'Parece montanha-russa': piloto de navio mostra como vive 56 dias a bordo
A carioca Rafaela Acioly, 32, divide a rotina de trabalho em duas: um salão de beleza no Rio e navegando pelos rios e mares do Brasil. Ela é piloto de um navio mercante e biomédica em formação.
Nas últimas semanas, ganhou destaque nas redes sociais ao compartilhar as curiosidades sobre as navegações, com vídeos que chegam a 1 milhão de visualizações no TikTok.
A vida de uma piloto de navio
Entre as principais curiosidades, está a duração da jornada no navio. Pilotos podem ficar cerca de dois meses trabalhando longe de casa. No caso de Rafaela, a escala é de 56 dias entre os portos, e 56 dias descansando, em terra firme.
A minha rota é desde o sul do Brasil até Manaus. Vamos parando nos portos, como no Rio e em Santos.
Já fiquei 8 dias sem ir para o porto —e é bom. A gente fica sem internet, mas é tranquilo. No porto, quando estamos operando, sempre acontece muita coisa e ficamos na correria. Então, quando estamos navegando, é tudo mais tranquilo.
Para ser piloto de marinha mercante, é preciso prestar concurso público. A prova é feita pela EFOMM (Escola de Formação de Oficiais da Marinha Mercante) e o processo seletivo ocorre anualmente.
São três anos em regime de semi-internato e depois um ano de praticagem, que é quando a gente realmente tem acesso ao navio. Além da navegação, também sou responsável pela segurança do navio e a salvatagem [providências em caso de resgate]. O piloto cuida de toda a parte contra incêndio e da fiscalização de carga e descarga, por exemplo.
O carregamento dos contêineres não é nada manual. Além de serem elevados por guindastes do porto ao navio, toda a organização deles é computadorizada.
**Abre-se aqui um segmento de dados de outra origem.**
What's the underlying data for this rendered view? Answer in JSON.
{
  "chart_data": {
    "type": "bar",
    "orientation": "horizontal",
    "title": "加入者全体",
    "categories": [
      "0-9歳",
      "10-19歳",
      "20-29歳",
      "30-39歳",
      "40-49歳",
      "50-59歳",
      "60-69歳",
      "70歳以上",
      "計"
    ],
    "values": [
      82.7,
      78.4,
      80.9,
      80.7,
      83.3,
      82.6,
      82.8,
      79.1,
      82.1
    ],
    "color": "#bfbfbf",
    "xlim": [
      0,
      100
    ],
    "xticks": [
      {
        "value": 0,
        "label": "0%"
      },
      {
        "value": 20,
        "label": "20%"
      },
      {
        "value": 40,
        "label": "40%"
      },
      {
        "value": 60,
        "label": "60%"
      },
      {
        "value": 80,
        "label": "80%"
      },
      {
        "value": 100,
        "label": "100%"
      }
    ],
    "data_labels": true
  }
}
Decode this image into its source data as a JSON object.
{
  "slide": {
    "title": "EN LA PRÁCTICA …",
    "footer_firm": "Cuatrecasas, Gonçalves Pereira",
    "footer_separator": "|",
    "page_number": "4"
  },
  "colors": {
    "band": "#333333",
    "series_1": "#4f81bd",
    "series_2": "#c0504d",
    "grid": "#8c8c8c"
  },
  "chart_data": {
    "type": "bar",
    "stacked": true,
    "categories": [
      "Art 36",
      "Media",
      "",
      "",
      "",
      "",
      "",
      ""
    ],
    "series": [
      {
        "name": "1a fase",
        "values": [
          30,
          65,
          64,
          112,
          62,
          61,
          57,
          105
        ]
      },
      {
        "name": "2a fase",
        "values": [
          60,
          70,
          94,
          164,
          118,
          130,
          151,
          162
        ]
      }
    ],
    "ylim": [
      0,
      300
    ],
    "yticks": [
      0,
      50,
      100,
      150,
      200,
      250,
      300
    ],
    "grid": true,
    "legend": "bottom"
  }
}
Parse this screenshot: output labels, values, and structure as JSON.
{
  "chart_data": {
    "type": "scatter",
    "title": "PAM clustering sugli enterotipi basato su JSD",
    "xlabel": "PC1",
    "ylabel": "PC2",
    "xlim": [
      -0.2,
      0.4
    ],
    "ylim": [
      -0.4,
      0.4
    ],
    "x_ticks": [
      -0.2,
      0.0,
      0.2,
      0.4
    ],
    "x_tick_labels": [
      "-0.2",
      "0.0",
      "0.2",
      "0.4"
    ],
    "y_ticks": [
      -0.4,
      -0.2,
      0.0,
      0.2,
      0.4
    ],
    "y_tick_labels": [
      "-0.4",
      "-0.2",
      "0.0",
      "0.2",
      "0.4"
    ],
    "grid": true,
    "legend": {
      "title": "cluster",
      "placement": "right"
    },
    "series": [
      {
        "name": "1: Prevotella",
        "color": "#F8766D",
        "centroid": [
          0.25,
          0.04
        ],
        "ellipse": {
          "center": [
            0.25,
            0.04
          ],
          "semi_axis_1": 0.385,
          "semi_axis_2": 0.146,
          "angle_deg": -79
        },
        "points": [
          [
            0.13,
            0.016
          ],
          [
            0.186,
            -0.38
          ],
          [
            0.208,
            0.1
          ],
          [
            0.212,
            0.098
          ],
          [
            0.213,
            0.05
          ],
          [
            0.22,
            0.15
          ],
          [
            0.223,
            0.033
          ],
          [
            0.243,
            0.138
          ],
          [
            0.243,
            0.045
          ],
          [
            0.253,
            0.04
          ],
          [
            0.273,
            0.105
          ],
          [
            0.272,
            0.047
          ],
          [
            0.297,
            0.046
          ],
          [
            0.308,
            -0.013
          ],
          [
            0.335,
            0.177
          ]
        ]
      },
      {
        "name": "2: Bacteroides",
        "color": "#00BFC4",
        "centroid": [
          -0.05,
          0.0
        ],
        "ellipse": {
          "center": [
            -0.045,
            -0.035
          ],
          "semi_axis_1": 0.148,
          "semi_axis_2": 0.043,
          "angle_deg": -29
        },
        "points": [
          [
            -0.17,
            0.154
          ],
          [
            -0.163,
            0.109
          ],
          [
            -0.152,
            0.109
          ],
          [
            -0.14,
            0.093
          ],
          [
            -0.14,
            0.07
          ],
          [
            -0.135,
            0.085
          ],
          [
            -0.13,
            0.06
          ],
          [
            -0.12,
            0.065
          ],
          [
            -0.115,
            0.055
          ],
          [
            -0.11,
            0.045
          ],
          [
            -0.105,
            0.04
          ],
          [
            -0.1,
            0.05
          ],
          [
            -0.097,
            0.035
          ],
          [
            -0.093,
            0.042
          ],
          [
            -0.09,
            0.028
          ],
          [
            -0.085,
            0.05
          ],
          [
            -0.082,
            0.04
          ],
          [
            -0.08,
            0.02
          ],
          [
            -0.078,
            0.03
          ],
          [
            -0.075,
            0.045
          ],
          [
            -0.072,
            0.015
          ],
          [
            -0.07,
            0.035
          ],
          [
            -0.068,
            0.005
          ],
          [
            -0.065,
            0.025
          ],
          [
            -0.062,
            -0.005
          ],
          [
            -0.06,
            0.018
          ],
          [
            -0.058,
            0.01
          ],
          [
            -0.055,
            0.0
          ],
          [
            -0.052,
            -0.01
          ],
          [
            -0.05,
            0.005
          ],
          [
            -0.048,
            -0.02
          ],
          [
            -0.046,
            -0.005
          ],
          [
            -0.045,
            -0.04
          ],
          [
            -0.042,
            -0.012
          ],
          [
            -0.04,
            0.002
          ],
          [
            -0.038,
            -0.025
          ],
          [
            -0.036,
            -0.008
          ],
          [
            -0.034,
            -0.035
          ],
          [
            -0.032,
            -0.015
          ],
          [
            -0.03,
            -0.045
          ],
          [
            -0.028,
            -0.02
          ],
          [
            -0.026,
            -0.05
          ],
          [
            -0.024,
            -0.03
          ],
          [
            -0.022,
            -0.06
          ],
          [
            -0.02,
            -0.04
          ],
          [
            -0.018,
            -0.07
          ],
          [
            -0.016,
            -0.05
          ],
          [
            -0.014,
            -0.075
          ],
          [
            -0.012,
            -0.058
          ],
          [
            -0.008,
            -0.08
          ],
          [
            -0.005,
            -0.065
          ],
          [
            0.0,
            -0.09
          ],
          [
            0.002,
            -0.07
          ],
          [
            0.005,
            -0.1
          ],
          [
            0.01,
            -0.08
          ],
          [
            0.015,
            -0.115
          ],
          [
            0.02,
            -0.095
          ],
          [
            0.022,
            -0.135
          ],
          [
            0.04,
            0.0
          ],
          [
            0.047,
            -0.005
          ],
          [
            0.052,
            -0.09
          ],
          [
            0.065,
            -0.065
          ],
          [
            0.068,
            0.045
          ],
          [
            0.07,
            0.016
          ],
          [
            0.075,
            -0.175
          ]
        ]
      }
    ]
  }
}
Um programa organiza tudo, desde o porto que o contêiner vai ficar, onde sairá, onde entrará. Tem o registro do peso, as especificidades da carga —como se pode ou não ser exposto ao sol. Toda a documentação está lá.
Outra curiosidade é que navegar pelo mar é diferente de quando o navio está sobre o rio. Além do clima, a diferença entre a água doce e a salgada também afeta na navegabilidade do navio.
No rio, a gente está sempre mais perto da terra e na água doce o navio afunda mais.
Jornada dupla
Primeiro trabalho de Rafaela na área veio há cerca de um ano e meio. Ela entrou na EFOMM em 2013, formando-se em 2017, após o ano de praticagem.
Quando eu me formei, o mercado vivia uma crise. Os navios estavam perdendo contrato e estava uma luta para conseguir trabalho. Desisti e comecei a trabalhar com estética. Um dia, uma amiga indicou umas empresas e resolvi enviar currículo. Quando recebi a proposta, nem acreditei. Já tinha uma carreira consolidada, mas vim para o navio porque faltava um pedaço em mim.
Com uma faculdade de biomedicina em andamento, Rafaela contou com amigos e professores para conciliar as duas profissões. Ela se forma em biomedicina no primeiro semestre de 2024.
Já estava na metade da faculdade e faltavam apenas as disciplinas online. Conversei com a coordenadora, tive muita ajuda das pessoas. No porto, conseguia acompanhar com a internet.
Casada, Rafaela também teve de adaptar o relacionamento com o marido, com quem está desde a época em que estudava para o concurso para ser pilota.
Ele sabia como seria e isso foi sendo construído, ele é o meu maior motivador. Lidamos bem. Quando estou no Rio, sempre nos encontramos. E a internet também ajuda a diminuir a distância: nos falamos todos os dias.
Agora todo mundo já sabe que sou pilota. Mas, antes, quando eu falava, as pessoas não acreditavam. Trabalhava com maquiagem para noivas e acham que a maquiadora não estudou, percebia isso no rosto das pessoas, mas estou aqui para desmistificar isso. Hoje, vejo que minhas clientes têm muito orgulho.